知り得ない存在
エレメントキメラとの戦闘から一時撤退したアルムとアルジェはそれぞれ別行動を開始した。
アルジェは単身とある場所へと乗り込みをかけた。
半壊した足を引きずり、たどり着いたそこはシロガネ・レンの住居であった。
鍵が開いていた玄関を通り、当然のように上がり込んだアルジェはレンと久々に顔を合わせることとなった。
「シロガネ・レン。 あのキメラは何」
「知りませんよ。 私が作ったのではありませんから」
アルジェに問い詰められたレンは衝撃の事実を告げた。
なんとエレメントキメラはレンが作ったキメラではないというのである。
「じゃあ誰があんなのを」
「今私も調べているところです」
レンは様々な情報網を利用してエレメントキメラの出自を探っていた。
得体のしれない野望の成就を目論むエレメントキメラの存在はレンにとっても厄介なものであった。

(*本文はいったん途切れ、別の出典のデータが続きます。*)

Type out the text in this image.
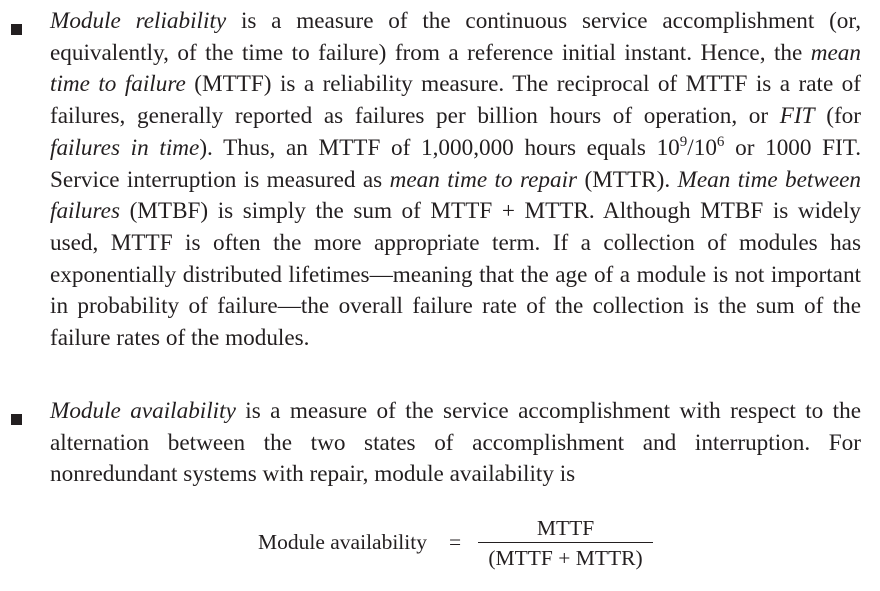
Module reliability is a measure of the continuous service accomplishment (or, equivalently, of the time to failure) from a reference initial instant. Hence, the mean time to failure (MTTF) is a reliability measure. The reciprocal of MTTF is a rate of failures, generally reported as failures per billion hours of operation, or FIT (for failures in time). Thus, an MTTF of 1,000,000 hours equals $10^9/10^6$ or 1000 FIT. Service interruption is measured as mean time to repair (MTTR). Mean time between failures (MTBF) is simply the sum of MTTF + MTTR. Although MTBF is widely used, MTTF is often the more appropriate term. If a collection of modules has exponentially distributed lifetimes—meaning that the age of a module is not important in probability of failure—the overall failure rate of the collection is the sum of the failure rates of the modules.
Module availability is a measure of the service accomplishment with respect to the alternation between the two states of accomplishment and interruption. For nonredundant systems with repair, module availability is
Module availability =
MTTF
(MTTF + MTTR)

「シロガネ・レンはどうやって錬金術を会得した。 アルムは錬金術は千年以上前に失われたはずだと言っていた」
「知りたいですか」
「知る必要がある。 あのキメラの出自の源がそこにあるかもしれない」
「……そうですね」
アルジェの主張にレンは納得する姿勢を見せた。
自身が錬金術の技術を得た経路が現代に存在する以上、エレメントキメラ誕生がルーツを同じくしている可能性はあった。
「取引をしませんか。 私が錬金術を会得したルーツをあなたに教えます。 今回の一件に関して貴方たちに独自に協力することも約束しましょう。 ですが、この件はどうかご内密に」
「……」
レンから持ち掛けられた取引にアルジェはすぐには答えを出さなかった。
エレメントキメラのルーツに迫れる可能性とキメラを作る技術を持つ男がバックに付くこと自体は非常に魅力的である。
しかしそれに対するこちらが支払う代償があまりにも安かった。
「何を考えている」
「あくまで一時的に手を組みましょうというだけのことです」
「……今はその言葉を信じさせてもらう」
底のしれないレンの態度に疑心暗鬼になりつつもアルジェは取引に応じることにした。
事態が事態であるため、今はあまり悠長にしていられる状態でもない。
「では。 貴方の錬金術のルーツを教えて」
「これを欧州から発掘してもらったんですよ」
レンは引き出しの奥底から古ぼけた書物を取り出すとそれをアルジェに提示した。
アルジェは書物の頁をめくり、思考補助AIの翻訳機能を利用して書物の内容を解読する。
「かつて衰滅したとされる錬金術を秘かに保存していた錬金術師がいたんですよ。 これだけ精密に記載されているとなれば、恐らく著者はあのオルフェウスに近しい技能を持った錬金術師でしょう」
レンの口から出た人物名にアルジェは反応を示した。
オルフェウスは千年以上前に実在した錬金術師であり、アルムのマスターである。
アルジェもアルムを通じてその存在は認知していた。
「欧州の錬金術師。 アルムなら何か知っているかもしれない」
「では貴方たちはあのキメラの出自を追ってくれませんか。 私はあのキメラの行動の真相に迫ってみます」
レンはエレメントキメラの謎を暴くための作戦を提案した。
現在のマスターであるカグヤに錬金術に関する知識は皆無であるため、今は有識者のレンの方が対エレメントキメラに関しては頼りになった。
「また来る」
「お待ちしていますよ。 最近は在宅勤務が多いのでいつでも対応できます」
アルジェは壁伝手に足を引きずりながらその場を後にした。
アルム譲りの回復力のおかげですでに地に足を付けている感覚は取り戻しており、歩行もできるようになっていた。
一方でレンはアルジェが受けたダメージの大きさを知り深くため息をついた。
「敵の力は金龍と同等かそれ以上、果たして現代の力で勝てるか……」
レンはまだ見ぬエレメントキメラの力に戦慄した。
相手はかつての自分の最高傑作ともいえる存在のアルジェにアルムですら成し得なかった深手を負わせたキメラである。
あくまで古代の再現に過ぎない錬金術で古代と渡り合える保証はなかった。
新たに現れた第三勢力のキメラと戦うため、レンはパソコンのマウスとスマホを手に暗躍を開始したのであった。